The three policy recommendations are (1) re-focus on multilateral negotiations and decision-making, (2) stop relying on investor-state disputes to resolve international conflicts and (3) increase compliance in areas of important global collaboration through capacity building rather than trade enforcement measures. Essentially, lead with carrots rather than sticks. These are rooted in the overarching recommendation that governments should step back from increasingly broad and deep trade agreements and return to a model reminiscent of that envisioned by the architects of the predecessor to the WTO, the General Agreement on Tariffs and Trade (GATT).

Admittedly, multilateralism is much more difficult with today’s almost 200 members of the WTO than it would have been in 1948 with the original 23 GATT members.
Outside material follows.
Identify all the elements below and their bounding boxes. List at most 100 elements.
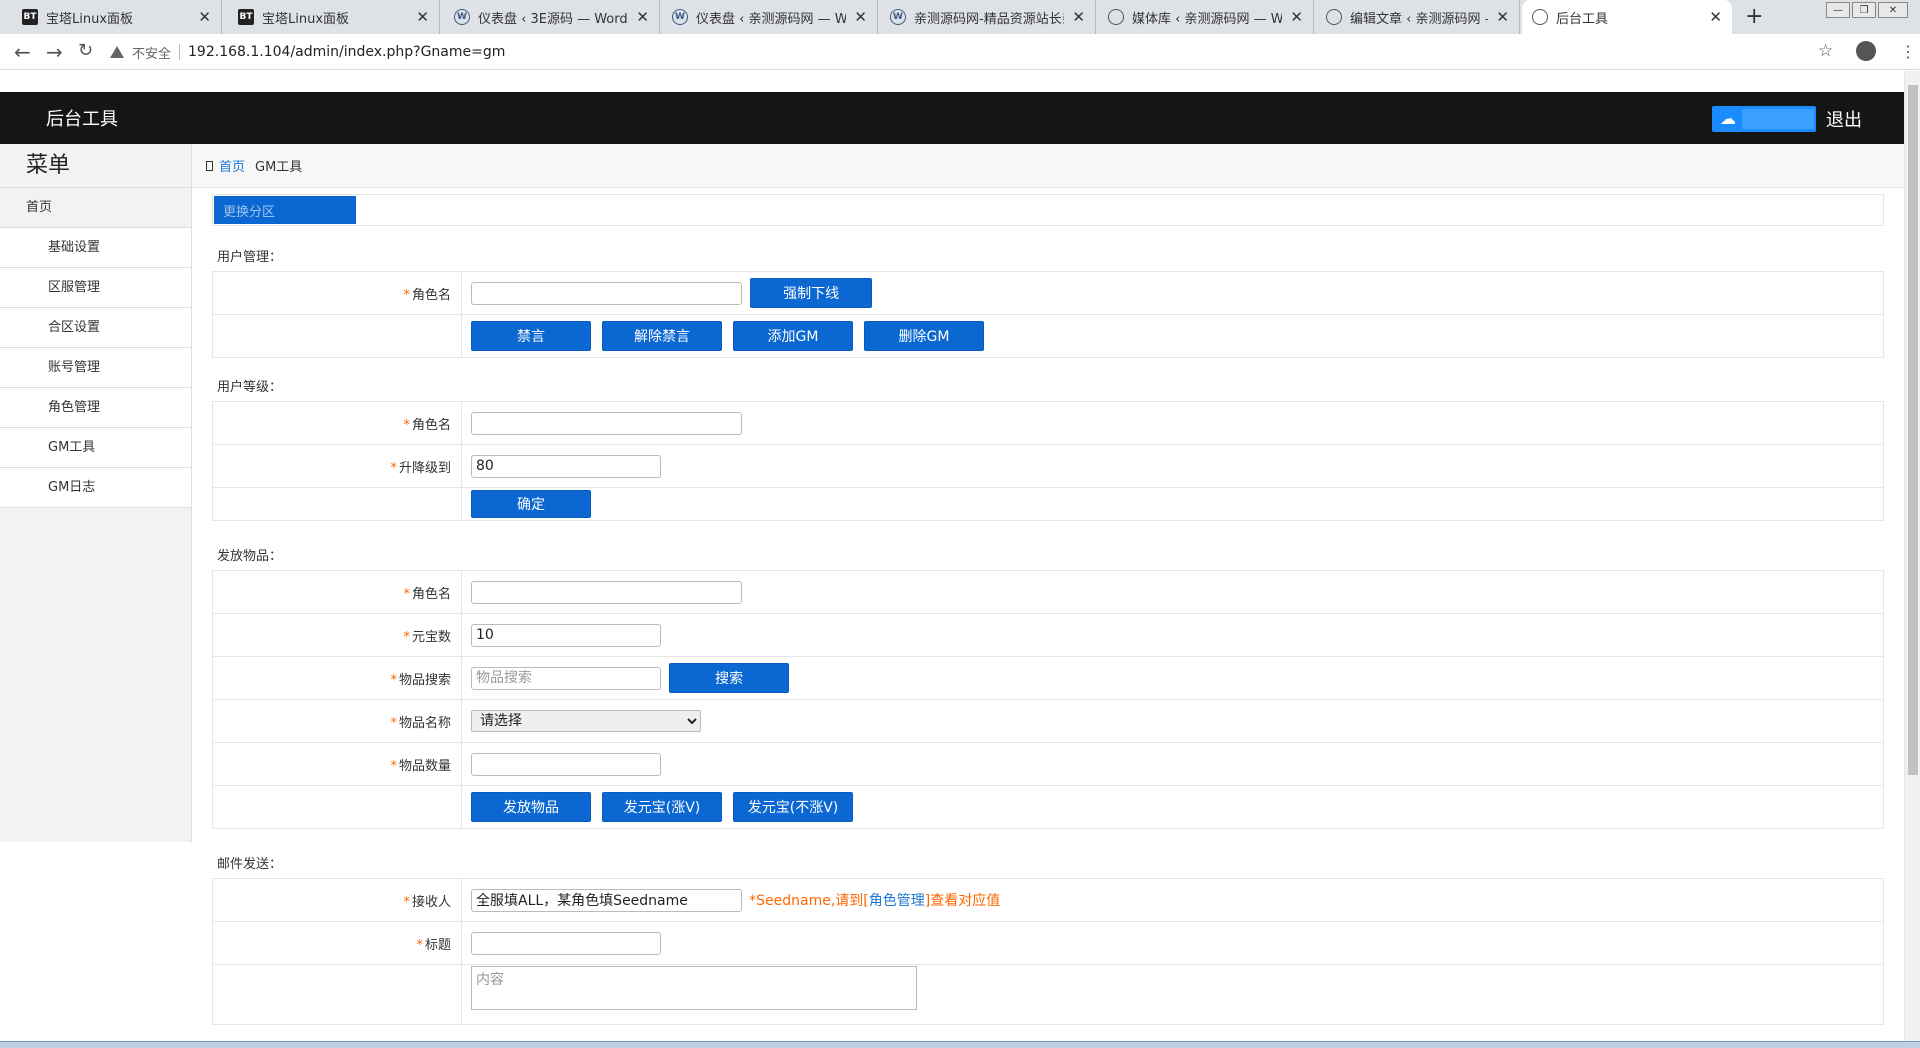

Moreover, the highly integrated nature of the global economy has created a new set of challenges that require more collaboration than would have been necessary almost 80 years ago. Nevertheless, the spaghetti bowl of trade and investment agreements has not delivered a wealthier, healthier planet. The investor-state disputes are by far the most widely criticized aspect of international investment commitments and punitive trade enforcement measures are among the most widely disputed areas of the WTO dispute settlement mechanism. In order to strike a healthy balance between domestic policymaking and the global trade regime, these three recommendations act as foundational first steps toward a better system.
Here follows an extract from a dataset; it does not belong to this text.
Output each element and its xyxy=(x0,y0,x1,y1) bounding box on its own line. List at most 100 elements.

Q: What is the most surprising thing you discovered in your research and writing?

As a non-economist, I was blown away the day I discovered that economic theory describes all taxation as “welfare reducing.” While this statement may seem extremely basic to anyone who has taken Econ 101, I had been thinking of taxation as a way for governments to pay for improving welfare and the concept completely took me by surprise. Although this is a very specific example (that perhaps uncovers a lot of my own ignorance), it ties in with a larger idea that is often difficult to remember, if not surprising. Policymaking (taxation or otherwise) has real impacts in the world and some groups will benefit, while others will miss out as a result. That doesn’t mean it’s not necessary, but it should be done carefully. It is humbling to remember that I may not see all the possible impacts of new policies, and it pushes me to read broadly in my research.

Q: What policy change would you make overnight?

At a global level, I would like countries to enact a broad, comprehensive waiver to the Agreement on Trade-Related Aspects of Intellectual Property Rights (TRIPS) at the WTO for COVID-19 products. Many other changes need to be made over the long term, but as people are actively dying of this disease, we ought to do everything in our power to meet this immediate, global crisis.